You could. I do have that probably easier than a broadcast network. You’re constantly evaluating the creative vitality of a show.
Then how do you decide? Obviously, you did with “Tara,” but that was also not a show pulling much of a number. How are you going to know when it’s time for “Dexter” to go?
It’s a creative partnership between actors, writers and a network, and it’s a decision you all make together, when you feel like you’ve run out.
We’re in a period right now where HBO is doing well with its shows, FX has its originals, AMC, etc. What is it that you think distinguishes the Showtime originals specifically from the others that says, “This is a Showtime show” or “This is a show we can do that nobody else can”?
One thing that I think distinguishes the two new shows is a deep engagement with the world that we live in. I think they have relevance and zeitgeist on their side. And I think we have the most interesting characters, and characters and actors that are iconic. Truth is, certainly HBO is in a premium environment as well. They could do the same things, but it’s defined by the sensibility of the programmers.
How are you feeling about where “The Big C” is creatively in season two?
I like where it is. It’s been a little harder-hitting in season two. Watching her deal with her situation as opposed to avoiding it has been really good. I’ve really liked Hugh Dancy in the show and what he does. If you go to the end of the season, it builds to a really powerful climax over the last 4-5 episodes. It’s building to the sweet spot of what that show is about and what Laura Linney is about.

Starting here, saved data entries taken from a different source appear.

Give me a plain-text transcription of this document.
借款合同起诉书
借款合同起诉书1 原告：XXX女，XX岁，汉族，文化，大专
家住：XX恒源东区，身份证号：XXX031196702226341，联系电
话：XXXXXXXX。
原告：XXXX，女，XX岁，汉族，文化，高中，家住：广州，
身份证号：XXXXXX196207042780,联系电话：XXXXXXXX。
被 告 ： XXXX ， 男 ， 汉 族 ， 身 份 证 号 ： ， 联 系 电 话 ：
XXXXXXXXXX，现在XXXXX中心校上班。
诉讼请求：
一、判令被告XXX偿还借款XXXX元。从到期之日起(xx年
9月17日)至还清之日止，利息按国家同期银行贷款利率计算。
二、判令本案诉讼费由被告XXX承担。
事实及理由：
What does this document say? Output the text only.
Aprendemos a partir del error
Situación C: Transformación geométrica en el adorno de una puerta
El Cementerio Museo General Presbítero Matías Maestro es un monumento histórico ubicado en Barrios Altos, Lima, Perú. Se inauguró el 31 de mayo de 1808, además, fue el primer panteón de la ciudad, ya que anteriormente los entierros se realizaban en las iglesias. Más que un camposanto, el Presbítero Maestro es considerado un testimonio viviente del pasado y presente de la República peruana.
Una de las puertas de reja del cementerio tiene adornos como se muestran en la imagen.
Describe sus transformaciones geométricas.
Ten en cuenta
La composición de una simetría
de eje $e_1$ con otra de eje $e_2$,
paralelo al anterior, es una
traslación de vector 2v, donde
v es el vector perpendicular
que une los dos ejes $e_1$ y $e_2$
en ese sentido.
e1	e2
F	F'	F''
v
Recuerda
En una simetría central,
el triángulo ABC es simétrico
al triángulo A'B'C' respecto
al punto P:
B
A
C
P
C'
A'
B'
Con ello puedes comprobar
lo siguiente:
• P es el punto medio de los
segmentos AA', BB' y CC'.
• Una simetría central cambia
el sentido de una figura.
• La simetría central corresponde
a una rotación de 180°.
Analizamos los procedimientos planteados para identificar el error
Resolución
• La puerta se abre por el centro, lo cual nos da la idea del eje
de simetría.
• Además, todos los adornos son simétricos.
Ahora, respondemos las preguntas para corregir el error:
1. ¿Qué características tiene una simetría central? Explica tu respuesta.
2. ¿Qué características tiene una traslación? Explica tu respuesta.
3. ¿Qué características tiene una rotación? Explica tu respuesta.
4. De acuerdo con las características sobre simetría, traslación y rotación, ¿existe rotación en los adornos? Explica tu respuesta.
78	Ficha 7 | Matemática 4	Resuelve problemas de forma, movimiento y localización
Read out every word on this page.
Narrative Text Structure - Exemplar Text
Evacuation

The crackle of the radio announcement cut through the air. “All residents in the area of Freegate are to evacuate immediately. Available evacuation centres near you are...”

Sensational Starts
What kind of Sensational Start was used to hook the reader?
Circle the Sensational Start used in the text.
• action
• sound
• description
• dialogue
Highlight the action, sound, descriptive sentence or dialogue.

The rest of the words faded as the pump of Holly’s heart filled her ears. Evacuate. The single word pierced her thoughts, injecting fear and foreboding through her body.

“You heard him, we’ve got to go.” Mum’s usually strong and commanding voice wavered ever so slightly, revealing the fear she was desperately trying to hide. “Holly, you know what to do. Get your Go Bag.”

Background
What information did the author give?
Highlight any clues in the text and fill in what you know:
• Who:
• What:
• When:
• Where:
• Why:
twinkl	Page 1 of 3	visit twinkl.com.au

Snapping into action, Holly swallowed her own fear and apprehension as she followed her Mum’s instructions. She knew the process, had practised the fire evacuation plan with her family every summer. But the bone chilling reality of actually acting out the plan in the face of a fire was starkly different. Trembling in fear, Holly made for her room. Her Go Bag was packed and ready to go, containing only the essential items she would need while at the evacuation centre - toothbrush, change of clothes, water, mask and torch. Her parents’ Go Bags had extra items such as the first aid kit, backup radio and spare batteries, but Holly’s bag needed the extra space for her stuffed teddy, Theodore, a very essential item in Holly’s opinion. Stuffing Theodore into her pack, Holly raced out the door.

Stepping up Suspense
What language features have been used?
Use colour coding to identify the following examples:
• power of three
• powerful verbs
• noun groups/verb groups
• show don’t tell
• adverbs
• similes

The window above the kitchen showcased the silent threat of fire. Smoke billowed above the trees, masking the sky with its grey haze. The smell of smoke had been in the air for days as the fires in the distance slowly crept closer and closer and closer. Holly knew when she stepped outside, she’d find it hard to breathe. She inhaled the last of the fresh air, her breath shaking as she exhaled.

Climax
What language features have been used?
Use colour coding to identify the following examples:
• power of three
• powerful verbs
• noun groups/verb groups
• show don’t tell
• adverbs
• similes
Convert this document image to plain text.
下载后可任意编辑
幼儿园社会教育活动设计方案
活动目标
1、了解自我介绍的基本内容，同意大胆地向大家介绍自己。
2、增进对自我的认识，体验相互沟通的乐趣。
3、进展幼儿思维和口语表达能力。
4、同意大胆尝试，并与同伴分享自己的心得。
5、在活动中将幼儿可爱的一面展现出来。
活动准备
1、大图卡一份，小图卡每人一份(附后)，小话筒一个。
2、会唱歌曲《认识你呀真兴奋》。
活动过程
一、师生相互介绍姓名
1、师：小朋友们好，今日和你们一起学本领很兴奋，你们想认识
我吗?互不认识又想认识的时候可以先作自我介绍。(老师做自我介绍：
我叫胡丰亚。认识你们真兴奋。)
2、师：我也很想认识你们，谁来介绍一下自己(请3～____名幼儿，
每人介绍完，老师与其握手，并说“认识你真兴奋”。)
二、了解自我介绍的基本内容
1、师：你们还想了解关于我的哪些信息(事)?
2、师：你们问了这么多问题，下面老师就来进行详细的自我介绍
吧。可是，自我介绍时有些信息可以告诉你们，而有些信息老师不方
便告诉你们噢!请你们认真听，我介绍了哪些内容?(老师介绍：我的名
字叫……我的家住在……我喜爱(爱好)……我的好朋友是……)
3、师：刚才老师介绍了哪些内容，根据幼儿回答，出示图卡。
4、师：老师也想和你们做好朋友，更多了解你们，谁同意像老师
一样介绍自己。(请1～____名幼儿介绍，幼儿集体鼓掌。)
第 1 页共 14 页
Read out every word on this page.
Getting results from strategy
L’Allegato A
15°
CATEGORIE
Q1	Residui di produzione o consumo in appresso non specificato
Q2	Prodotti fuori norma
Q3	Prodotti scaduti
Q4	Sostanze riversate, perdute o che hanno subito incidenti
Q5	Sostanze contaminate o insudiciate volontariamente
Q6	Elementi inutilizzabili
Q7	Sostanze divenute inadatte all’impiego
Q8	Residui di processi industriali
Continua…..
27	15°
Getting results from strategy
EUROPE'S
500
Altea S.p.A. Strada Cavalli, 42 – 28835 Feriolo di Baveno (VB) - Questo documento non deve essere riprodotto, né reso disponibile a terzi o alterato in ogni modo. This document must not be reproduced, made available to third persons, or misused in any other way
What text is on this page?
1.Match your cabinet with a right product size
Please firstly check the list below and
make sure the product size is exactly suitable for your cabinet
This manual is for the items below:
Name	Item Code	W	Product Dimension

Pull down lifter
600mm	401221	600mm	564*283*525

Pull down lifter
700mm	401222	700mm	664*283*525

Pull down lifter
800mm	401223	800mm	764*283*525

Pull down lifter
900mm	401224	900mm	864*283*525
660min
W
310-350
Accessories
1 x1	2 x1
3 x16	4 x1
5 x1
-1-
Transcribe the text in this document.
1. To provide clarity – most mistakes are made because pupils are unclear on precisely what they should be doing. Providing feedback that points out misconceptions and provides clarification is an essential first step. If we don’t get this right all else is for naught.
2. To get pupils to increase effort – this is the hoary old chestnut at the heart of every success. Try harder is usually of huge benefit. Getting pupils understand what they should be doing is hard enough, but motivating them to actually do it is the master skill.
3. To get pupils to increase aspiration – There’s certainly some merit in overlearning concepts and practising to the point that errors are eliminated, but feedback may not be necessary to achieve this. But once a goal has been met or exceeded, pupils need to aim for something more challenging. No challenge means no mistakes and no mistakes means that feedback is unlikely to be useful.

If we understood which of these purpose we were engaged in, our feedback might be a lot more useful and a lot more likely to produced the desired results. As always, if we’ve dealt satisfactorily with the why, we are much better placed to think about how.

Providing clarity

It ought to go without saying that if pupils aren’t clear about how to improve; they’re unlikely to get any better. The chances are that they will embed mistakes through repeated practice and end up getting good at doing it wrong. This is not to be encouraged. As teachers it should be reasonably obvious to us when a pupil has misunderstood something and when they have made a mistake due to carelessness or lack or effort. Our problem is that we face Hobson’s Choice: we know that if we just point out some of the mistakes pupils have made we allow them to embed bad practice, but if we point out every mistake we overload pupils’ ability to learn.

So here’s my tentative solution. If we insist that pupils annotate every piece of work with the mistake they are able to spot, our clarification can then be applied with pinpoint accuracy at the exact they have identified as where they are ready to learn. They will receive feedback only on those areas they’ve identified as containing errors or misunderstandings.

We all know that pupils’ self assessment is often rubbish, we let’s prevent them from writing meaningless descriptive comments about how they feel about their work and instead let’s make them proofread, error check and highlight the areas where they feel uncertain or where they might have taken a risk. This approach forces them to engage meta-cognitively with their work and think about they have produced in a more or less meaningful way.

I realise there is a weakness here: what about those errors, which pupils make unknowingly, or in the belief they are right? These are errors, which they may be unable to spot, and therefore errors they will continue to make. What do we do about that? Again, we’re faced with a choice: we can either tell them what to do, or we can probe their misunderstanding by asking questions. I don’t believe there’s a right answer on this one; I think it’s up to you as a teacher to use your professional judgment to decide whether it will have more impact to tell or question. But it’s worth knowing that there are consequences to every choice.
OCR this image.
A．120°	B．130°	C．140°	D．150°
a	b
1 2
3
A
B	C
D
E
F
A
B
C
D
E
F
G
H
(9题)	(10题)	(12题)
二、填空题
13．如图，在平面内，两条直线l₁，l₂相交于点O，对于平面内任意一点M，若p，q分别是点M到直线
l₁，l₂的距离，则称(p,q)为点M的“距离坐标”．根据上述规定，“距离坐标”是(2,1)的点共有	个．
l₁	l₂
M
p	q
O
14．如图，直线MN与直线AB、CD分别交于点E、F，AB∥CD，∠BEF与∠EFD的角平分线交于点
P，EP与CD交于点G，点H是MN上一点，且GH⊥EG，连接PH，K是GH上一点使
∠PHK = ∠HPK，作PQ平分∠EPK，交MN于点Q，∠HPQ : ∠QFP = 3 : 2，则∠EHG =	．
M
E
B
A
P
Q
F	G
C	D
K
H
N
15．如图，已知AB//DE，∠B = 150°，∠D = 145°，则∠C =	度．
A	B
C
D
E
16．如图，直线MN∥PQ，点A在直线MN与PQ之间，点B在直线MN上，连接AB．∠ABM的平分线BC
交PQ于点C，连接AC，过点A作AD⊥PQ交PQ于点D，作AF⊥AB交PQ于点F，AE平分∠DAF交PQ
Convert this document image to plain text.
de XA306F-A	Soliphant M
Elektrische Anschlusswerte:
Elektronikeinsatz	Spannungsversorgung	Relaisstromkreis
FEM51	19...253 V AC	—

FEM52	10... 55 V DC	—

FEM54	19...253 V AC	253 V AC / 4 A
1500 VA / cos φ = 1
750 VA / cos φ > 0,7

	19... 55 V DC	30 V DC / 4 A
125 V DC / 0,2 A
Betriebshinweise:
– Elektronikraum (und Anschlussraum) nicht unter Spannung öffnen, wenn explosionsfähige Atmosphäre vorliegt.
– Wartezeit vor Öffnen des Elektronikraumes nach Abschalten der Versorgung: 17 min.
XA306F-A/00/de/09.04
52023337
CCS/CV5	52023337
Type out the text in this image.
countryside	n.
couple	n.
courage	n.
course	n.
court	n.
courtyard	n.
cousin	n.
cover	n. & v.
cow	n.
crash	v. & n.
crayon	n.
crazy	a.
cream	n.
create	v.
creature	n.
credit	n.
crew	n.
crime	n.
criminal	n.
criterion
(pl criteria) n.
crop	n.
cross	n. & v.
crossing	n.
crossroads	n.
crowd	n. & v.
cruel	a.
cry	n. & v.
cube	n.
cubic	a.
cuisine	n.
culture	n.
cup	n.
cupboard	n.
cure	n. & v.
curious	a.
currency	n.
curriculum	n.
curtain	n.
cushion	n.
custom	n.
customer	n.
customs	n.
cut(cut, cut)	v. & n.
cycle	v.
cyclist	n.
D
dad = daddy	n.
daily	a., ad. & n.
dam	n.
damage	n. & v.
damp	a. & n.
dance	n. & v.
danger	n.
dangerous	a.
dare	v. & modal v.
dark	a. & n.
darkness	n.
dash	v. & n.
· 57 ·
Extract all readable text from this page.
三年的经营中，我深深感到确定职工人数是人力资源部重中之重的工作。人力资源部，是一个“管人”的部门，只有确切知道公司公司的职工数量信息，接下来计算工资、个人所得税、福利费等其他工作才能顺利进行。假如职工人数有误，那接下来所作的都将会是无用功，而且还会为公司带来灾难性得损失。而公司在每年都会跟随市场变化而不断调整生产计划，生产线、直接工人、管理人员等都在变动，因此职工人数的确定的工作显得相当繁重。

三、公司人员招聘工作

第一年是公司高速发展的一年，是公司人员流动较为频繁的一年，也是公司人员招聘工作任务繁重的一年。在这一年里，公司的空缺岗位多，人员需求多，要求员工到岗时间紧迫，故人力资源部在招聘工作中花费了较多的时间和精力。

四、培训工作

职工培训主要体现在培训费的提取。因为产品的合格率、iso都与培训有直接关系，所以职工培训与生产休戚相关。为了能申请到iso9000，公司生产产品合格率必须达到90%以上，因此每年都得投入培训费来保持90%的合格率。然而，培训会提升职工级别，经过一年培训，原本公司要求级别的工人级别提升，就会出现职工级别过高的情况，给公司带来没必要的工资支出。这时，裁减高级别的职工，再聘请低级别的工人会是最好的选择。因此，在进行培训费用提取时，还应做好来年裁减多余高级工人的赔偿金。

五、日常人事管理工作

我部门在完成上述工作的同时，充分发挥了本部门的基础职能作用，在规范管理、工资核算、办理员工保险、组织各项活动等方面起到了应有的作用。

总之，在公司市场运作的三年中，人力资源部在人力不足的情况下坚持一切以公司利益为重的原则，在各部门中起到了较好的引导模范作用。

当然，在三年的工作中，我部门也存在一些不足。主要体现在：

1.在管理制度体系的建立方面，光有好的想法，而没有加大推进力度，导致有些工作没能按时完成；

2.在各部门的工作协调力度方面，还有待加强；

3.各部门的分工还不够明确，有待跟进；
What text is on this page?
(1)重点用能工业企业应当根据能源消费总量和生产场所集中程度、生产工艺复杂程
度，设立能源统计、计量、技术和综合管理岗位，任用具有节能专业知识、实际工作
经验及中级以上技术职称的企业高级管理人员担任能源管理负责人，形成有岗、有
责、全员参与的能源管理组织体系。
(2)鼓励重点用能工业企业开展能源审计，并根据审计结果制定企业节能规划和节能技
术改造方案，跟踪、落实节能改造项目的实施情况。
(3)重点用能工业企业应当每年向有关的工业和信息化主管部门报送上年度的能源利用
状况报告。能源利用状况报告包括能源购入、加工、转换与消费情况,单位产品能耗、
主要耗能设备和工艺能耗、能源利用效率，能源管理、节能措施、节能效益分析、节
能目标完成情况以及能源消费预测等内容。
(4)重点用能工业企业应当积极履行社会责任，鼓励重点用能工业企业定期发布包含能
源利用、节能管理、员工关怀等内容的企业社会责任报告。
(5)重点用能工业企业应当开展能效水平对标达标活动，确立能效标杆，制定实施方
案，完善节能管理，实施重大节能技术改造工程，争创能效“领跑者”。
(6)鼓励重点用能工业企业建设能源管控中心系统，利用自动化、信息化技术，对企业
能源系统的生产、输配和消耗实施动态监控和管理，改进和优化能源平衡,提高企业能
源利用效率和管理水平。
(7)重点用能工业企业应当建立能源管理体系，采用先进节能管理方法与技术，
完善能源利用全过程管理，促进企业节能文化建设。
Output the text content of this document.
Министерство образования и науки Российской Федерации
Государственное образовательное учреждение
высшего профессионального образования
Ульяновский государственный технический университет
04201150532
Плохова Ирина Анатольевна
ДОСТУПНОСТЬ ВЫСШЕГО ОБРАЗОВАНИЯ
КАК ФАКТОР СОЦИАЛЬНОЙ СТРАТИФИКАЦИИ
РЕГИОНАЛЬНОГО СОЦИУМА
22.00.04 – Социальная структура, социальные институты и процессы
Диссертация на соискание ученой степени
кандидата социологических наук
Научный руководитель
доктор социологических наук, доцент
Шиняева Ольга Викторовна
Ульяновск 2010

In hindsight, do you think they should have gotten to that point sooner where she tells people about the cancer and starts dealing with it?
Maybe, but that wasn’t in the conception. I’m happy to be there now, and I sort of pushed them to go there and look at the hard stuff. I think that’s a strength of the show: it can take regular people and really look at the hard stuff. The subject of the show is mortality, and that’s both a really powerful subject and a great subject for comedy. I think actually, death is a really commercial subject, too.
Overall, you have these creators with very clear visions, and that’s why they come to pay cable in the first place. What do you feel your role is in terms of nudging them, telling them that something isn’t working?
I’m very clear that they’re in control. It’s their show, though every show is a cooperative effort between actors and writers. The power is jointly held between the actor and the writer. I ask a lot of questions. I express my opinions and try to be a helper, a booster, occasionally a niggler. I try not to be, but I sometimes can lean in that direction. But a tie goes to the showrunner. I did the same thing as a producer. I was a non-writing producer, so I’m used to, “I’m not the guy saying the lines, I’m not the guy writing the lines,” so you hope you can bring something additive. Ultimately, it’s their show, and you’re only in control of what you put on the air or not. I like things sometimes that surprise me. Television that surprises you is a great and rare commodity.